FACTORY CHILDREN.

In our educational movements, we early opened Night-schools for the poor children. During the winter of 1870-71, we had some eleven in operation, reaching a most interesting class of children—those working hard from eight to ten hours a day, and then coming with passionate eagerness for schooling in the evening.

The experience gained in these schools still further developed the fact, already known to us, of the great numbers of children of tender years in New York employed in factories, shops, trades, and other regular occupations. A child put at hard work in this way, is, as is well known, stunted in growth or enfeebled in health. He fails also to get what is considered as indispensable in this country for the safety of the State, a common-school education. He grows up weak in body and ignorant or untrained in mind. The parent or relative wants his wages, and insists on his laboring in a factory when he ought to be in an infant-school. The employer is in the habit of getting labor where he can find it, and does not much consider whether he is allowing his little employes the time and leisure sufficient for preparing themselves for life. He excuses himself, too, by the plea that the child would be half-starved or thrown on the Poor-house but for this employment.

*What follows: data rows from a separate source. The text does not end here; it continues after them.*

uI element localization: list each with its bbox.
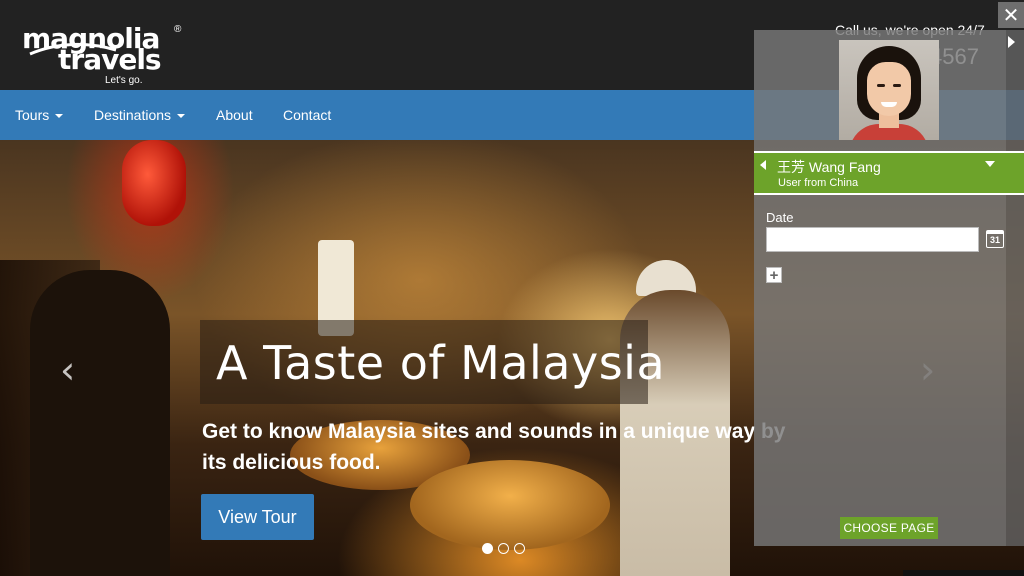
view-tour-button[interactable]: View Tour — [201, 494, 314, 540]
registered-mark: ® — [174, 24, 182, 35]
carousel-dot-2[interactable] — [498, 543, 509, 554]
close-icon[interactable]: ✕ — [998, 2, 1024, 28]
nav-tours[interactable]: Tours — [15, 90, 64, 140]
carousel-prev-icon[interactable]: ‹ — [60, 348, 75, 392]
hero-photo-lantern — [122, 140, 186, 226]
date-field[interactable] — [766, 227, 979, 252]
avatar — [839, 40, 939, 140]
nav-about-label: About — [216, 107, 253, 123]
nav-about[interactable]: About — [216, 90, 253, 140]
hero-subtitle: Get to know Malaysia sites and sounds in… — [202, 420, 786, 474]
date-label: Date — [766, 210, 794, 225]
nav-contact[interactable]: Contact — [283, 90, 331, 140]
carousel-dot-1[interactable] — [482, 543, 493, 554]
avatar-eye — [893, 84, 901, 87]
caret-down-icon — [177, 114, 186, 119]
carousel-dot-3[interactable] — [514, 543, 525, 554]
chevron-down-icon[interactable] — [985, 161, 995, 167]
avatar-face — [867, 62, 911, 116]
nav-tours-label: Tours — [15, 107, 50, 123]
collapse-arrow-icon[interactable] — [1008, 36, 1015, 48]
nav-destinations-label: Destinations — [94, 107, 172, 123]
add-icon[interactable]: + — [766, 267, 782, 283]
avatar-eye — [877, 84, 885, 87]
hero-title: A Taste of Malaysia — [216, 336, 666, 390]
user-name: 王芳 Wang Fang — [777, 159, 881, 175]
choose-page-button[interactable]: CHOOSE PAGE — [840, 517, 938, 539]
nav-contact-label: Contact — [283, 107, 332, 123]
nav-destinations[interactable]: Destinations — [94, 90, 186, 140]
logo[interactable]: magnolia travels ® Let's go. — [22, 18, 222, 88]
logo-swoosh-icon — [29, 42, 117, 56]
caret-down-icon — [55, 114, 64, 119]
page-bottom-edge — [903, 570, 1024, 576]
prev-user-arrow-icon[interactable] — [760, 160, 766, 170]
user-subtitle: User from China — [778, 177, 859, 189]
panel-side-strip — [1006, 30, 1024, 546]
calendar-icon[interactable]: 31 — [986, 230, 1004, 248]
hero-photo-person — [30, 270, 170, 576]
logo-tagline: Let's go. — [105, 75, 143, 86]
avatar-mouth — [881, 102, 897, 107]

The universal experience is, that neither the benevolence of the manufacturer nor the conscience of the parent will prevent the steady employment of children of tender years in factory work, provided sufficient wages be offered. Probably, if the employer were approached by a reasonable person, and it was represented what a wrong he was doing to so young a laborer, or the parent were warned of his responsibility to educate a child he had brought into the world, they would both agree to the reasonableness of the position, and attempt to reform their ways. But the necessities of capital on the one side, and the wants of poverty on the other, soon put the children again at the loom, the machine, and the bench, and the result is—masses of little ones, bent and wan with early trial, and growing up mere machines of labor. England has found the evil terrible, and, during the past ten or fifteen years, has been legislating incessantly against it; protecting helpless infancy from the tyranny of capital and the greed of poverty, and securing a fair growth of body and mind for the children of the laboring poor.

There is something extremely touching in these Night-schools, in the eagerness of the needy boys and girls who have been toiling all day, to pick up a morsel of knowledge or gain a practical mental accomplishment. Their occupations are legion. The following are extracts from a recent report of one of our visitors on this subject. At the Crosby-street School, he says:—

"There were some hundred children; their occupations were as follows: They put up insect-powder, drive wagons, tend oyster-saloons; are tinsmiths, engravers, office-boys, in type-founderies, at screws, in blacksmith-shops; make cigars, polish, work at packing tobacco, in barber-shops, at paper-stands; are cashboys, light porters, make artificial flowers, work at hair; are errand-boys, make ink, are in Singer's sewing-machine factory, and printing-offices; some post bills, some are paint-scrapers, some peddlers; they pack snuff, attend poultry-stands at market, in shoe-stores and hat-stores, tend stands, and help painters and carpenters.

"At the Fifth-ward School (No. 141 Hudson Street), were fifty boys and girls. One of them, speaking of her occupation, said: 'I work at feathers, cutting the feathers from cock's tails. It is a very busy time now. They took in forty new hands today. I get three dollars and fifty cents a week; next week I'll get more. I go to work at eight o'clock and leave off at six. The feathers are cut from the stem, then steamed, and curled, and packed. They are sent then to Paris, but more South and West.' One boy said he worked at twisting twine; another drove a 'hoisting-horse,' another blacked boots, etc.

"At the Eleventh-ward School, foot of East Eleventh Street, there was an interesting class of boys and girls under thirteen years of age. One boy said he was employed during the day in making chains of beads, and says that a number of the boys and girls present are in the same business. Another said he worked at coloring maps. Another blows an organ for a music-teacher.

"At the Lord School, No. 207 Greenwich Street, the occupations of the girls were working in hair, striping tobacco, crochet, folding paper collars, house-work, tending baby, putting up papers in drug-store, etc, etc."

In making but a brief survey of the employment of children outside of our schools, we discover that there are from one thousand five hundred to two thousand children, under fifteen years of age, employed in a single branch—the manufacture of paper collars—while of those between fifteen and twenty years, the number reaches some eight thousand. In tobacco-factories in New York, Brooklyn, and the neighborhood, our agents found children only four years of age—sometimes half a dozen in a single room. Others were eight years of age, and ranged from that age up to fifteen years. Girls and boys of twelve to fourteen years earn from four dollars to five dollars a week. One little girl they saw, tending a machine, so small that she had to stand upon a box eighteen inches high to enable her to reach her work. In one room they found fifty children; some little girls, only eight years of age, earning three dollars per week. In another, there were children of eight and old women of sixty, working together. In the "unbinding cellar" they found fifteen boys under fifteen years. Twine-factories, ink-factories, feather, pocket-book, and artificial-flower manufacture, and hundreds of other occupations, reveal the same state of things.